I have created the dummy variable and successfully stuffed all the data into the Domain Calculator node.  I then use Row Splitter to pull apart training and test data.  The training data goes into the J48 node, where I get the error:

Execute failed: Weka classifier can not work with given data. Reason: weka.classifiers.trees.J48: Cannot handle string attributes!

Reviewing the Preliminary Attribute Check inside the Weka J48 node reveals that all my DateTime columns have a message in red text next to them:

weka.classifiers.trees.J48: Cannot handle string attributes!
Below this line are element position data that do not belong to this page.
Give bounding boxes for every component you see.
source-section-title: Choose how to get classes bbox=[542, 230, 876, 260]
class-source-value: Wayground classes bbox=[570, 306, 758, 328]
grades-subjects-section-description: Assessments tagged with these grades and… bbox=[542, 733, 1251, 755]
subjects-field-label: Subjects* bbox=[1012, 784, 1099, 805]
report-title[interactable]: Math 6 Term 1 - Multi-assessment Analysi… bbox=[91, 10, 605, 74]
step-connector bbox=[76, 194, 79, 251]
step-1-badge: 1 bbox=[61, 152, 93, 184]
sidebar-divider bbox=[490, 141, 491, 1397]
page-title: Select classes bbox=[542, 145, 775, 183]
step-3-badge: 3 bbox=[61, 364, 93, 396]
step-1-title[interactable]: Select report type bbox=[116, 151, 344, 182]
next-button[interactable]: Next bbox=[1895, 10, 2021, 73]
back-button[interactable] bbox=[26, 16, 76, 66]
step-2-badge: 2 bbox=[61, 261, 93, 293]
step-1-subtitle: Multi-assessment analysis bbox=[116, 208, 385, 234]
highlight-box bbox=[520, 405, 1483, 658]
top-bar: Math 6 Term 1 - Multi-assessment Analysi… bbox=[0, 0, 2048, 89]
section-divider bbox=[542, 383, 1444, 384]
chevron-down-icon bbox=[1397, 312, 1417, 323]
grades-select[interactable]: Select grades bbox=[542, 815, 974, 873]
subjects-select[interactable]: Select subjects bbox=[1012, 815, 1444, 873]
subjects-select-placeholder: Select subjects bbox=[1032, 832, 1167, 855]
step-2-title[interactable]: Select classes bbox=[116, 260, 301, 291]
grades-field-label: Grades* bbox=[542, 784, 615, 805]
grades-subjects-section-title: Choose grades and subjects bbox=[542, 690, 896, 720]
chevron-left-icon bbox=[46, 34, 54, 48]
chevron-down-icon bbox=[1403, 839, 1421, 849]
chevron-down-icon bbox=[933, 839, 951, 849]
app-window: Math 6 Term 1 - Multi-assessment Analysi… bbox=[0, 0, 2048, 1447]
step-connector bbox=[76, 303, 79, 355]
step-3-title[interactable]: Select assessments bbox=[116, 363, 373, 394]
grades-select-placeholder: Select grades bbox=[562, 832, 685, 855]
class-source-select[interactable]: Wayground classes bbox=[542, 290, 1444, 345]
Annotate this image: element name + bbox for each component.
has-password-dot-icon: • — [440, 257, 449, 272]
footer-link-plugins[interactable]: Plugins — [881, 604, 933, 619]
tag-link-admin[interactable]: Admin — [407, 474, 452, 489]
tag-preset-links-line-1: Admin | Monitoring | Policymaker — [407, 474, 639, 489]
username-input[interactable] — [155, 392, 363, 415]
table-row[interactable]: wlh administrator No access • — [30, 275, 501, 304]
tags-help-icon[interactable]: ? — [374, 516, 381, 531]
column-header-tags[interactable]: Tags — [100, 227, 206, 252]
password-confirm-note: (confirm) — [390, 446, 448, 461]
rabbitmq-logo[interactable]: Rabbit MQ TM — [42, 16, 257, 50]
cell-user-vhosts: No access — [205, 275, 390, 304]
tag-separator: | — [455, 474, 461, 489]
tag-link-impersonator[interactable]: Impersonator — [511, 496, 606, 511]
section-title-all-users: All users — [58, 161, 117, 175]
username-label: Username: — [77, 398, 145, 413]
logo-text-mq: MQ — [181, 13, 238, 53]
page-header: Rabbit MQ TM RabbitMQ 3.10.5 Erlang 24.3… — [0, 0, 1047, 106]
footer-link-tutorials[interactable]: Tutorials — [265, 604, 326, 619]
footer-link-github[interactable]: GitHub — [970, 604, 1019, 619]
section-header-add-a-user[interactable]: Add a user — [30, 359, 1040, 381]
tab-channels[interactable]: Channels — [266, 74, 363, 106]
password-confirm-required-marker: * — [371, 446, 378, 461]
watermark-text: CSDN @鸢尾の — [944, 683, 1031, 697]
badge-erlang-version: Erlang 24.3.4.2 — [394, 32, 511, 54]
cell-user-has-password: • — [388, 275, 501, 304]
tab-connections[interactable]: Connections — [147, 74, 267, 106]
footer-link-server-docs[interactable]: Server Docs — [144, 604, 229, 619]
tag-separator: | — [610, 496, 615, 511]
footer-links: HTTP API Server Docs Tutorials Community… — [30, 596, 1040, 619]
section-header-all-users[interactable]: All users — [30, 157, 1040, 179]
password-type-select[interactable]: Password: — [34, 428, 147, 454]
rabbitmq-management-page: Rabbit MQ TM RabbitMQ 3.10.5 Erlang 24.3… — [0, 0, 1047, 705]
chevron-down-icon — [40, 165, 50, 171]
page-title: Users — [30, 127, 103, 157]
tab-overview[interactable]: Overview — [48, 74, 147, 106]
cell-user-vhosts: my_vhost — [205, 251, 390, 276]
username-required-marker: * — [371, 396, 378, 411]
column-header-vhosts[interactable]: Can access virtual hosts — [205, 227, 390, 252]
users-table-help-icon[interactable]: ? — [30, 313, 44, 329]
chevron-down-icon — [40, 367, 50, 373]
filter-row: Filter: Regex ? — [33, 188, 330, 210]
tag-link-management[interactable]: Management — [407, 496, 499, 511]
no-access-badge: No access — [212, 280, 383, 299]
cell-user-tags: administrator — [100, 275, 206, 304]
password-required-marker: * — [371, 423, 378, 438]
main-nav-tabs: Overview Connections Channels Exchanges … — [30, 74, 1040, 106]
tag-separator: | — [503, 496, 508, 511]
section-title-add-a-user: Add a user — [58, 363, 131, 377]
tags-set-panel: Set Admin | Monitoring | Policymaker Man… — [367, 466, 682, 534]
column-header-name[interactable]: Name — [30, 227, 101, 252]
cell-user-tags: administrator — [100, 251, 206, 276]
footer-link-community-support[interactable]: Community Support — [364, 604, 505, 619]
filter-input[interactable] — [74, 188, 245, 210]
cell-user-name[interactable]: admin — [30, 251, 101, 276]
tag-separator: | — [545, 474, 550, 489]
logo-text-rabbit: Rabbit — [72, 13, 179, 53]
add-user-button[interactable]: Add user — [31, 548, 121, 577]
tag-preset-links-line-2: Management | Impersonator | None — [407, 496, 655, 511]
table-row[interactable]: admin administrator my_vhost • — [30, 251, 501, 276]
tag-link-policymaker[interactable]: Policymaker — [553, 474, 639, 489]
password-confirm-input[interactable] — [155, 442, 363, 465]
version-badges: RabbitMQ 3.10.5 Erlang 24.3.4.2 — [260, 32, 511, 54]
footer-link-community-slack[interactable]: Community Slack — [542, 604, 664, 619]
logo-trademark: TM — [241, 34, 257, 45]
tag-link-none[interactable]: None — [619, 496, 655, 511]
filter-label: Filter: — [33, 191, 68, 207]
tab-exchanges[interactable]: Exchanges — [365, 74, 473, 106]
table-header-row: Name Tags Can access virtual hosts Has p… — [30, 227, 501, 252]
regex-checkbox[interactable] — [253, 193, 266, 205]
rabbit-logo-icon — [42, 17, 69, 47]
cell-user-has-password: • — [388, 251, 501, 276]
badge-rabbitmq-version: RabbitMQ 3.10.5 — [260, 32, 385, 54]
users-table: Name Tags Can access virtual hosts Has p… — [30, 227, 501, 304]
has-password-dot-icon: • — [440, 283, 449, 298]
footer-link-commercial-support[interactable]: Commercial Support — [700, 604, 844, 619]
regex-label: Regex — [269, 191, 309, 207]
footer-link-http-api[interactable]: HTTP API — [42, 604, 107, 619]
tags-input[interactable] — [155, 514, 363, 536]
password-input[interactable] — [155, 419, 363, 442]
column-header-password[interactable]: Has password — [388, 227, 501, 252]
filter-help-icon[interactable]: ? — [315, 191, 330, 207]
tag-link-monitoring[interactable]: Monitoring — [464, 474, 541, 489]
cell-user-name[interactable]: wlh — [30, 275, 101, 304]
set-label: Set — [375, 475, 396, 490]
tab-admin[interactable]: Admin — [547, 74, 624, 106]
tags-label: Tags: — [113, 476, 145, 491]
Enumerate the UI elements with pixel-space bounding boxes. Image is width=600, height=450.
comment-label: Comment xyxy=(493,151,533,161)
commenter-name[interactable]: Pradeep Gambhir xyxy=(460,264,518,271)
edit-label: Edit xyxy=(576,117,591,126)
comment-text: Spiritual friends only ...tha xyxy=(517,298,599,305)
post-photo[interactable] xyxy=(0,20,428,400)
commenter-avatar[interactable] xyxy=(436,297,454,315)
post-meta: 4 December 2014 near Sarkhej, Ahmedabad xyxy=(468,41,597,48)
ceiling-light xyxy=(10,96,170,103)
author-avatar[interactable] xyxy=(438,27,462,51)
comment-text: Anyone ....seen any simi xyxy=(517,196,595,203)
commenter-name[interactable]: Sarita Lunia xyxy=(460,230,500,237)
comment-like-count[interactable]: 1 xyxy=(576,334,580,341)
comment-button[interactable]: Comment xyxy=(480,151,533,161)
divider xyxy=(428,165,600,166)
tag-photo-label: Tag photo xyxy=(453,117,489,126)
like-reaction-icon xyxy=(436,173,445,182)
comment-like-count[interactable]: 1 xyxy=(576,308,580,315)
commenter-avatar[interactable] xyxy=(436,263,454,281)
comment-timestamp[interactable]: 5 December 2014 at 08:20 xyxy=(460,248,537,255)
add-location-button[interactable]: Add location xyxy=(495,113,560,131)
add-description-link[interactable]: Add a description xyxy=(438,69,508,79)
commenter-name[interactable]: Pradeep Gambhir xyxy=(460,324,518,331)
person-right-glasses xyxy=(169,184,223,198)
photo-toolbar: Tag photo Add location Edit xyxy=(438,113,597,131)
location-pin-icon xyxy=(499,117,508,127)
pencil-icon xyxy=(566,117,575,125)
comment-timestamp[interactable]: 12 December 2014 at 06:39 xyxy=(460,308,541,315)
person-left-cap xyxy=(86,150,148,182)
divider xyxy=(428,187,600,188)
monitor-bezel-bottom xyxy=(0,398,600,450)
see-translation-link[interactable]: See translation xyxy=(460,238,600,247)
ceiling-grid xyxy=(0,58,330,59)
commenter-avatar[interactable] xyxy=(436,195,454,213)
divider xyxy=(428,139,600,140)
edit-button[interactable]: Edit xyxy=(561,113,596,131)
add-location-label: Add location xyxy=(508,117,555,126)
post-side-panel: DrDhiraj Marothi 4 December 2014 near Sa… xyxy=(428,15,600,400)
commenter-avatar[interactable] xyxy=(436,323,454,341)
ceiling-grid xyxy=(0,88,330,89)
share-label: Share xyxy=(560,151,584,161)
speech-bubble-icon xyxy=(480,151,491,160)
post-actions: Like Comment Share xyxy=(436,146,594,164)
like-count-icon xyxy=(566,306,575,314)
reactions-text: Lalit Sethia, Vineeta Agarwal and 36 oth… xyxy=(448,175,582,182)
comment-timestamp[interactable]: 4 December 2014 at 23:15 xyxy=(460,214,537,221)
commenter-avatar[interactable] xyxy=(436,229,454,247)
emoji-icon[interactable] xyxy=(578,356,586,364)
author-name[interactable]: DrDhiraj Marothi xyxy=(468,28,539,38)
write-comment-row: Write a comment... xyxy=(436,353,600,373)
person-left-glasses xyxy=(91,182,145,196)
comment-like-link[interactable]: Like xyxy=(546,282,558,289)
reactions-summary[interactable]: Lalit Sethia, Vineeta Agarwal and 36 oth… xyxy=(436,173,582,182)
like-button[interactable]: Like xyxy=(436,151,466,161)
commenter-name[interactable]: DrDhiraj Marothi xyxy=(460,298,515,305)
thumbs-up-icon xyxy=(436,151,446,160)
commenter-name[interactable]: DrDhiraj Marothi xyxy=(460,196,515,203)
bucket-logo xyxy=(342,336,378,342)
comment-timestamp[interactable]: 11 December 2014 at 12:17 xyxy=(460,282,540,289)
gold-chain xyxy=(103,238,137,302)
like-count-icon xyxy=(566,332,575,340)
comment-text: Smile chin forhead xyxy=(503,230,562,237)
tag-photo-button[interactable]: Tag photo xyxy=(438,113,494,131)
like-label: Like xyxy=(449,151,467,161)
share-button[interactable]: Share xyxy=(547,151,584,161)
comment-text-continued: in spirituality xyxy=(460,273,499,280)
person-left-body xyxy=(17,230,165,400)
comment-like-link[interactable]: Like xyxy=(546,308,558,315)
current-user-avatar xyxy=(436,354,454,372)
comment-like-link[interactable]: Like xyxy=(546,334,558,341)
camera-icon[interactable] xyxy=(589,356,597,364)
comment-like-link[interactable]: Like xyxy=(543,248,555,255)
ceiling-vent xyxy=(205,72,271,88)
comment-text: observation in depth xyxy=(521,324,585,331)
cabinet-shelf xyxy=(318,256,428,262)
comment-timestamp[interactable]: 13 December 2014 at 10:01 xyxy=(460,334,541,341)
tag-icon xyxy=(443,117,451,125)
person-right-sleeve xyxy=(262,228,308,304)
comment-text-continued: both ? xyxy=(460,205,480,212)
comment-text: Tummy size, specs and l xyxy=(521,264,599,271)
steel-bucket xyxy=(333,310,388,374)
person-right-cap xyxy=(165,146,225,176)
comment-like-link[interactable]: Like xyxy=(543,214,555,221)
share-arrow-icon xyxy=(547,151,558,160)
Do I need to cast these DateTime variables into seconds since 1970 in my SQL code and then normalize them, or is there a more graceful fix?  As before, thanks in advance for any hints!  Bill

Not sure if this was already answered above, But I face the same problem of having too many values and it couldn't identify them as nominal values.

 

So did my first creating a "Groupby" node only on the column of the categories/strings, connecting that to the 2nd port of "Edit Nominal Domain (Dictionary)" in the original data to the first port. Work like a charm. (I used it to colorcode for a scatterplot but The data set was quite huge and I think that's where KNIME wasn't able to identify this column as nominal values.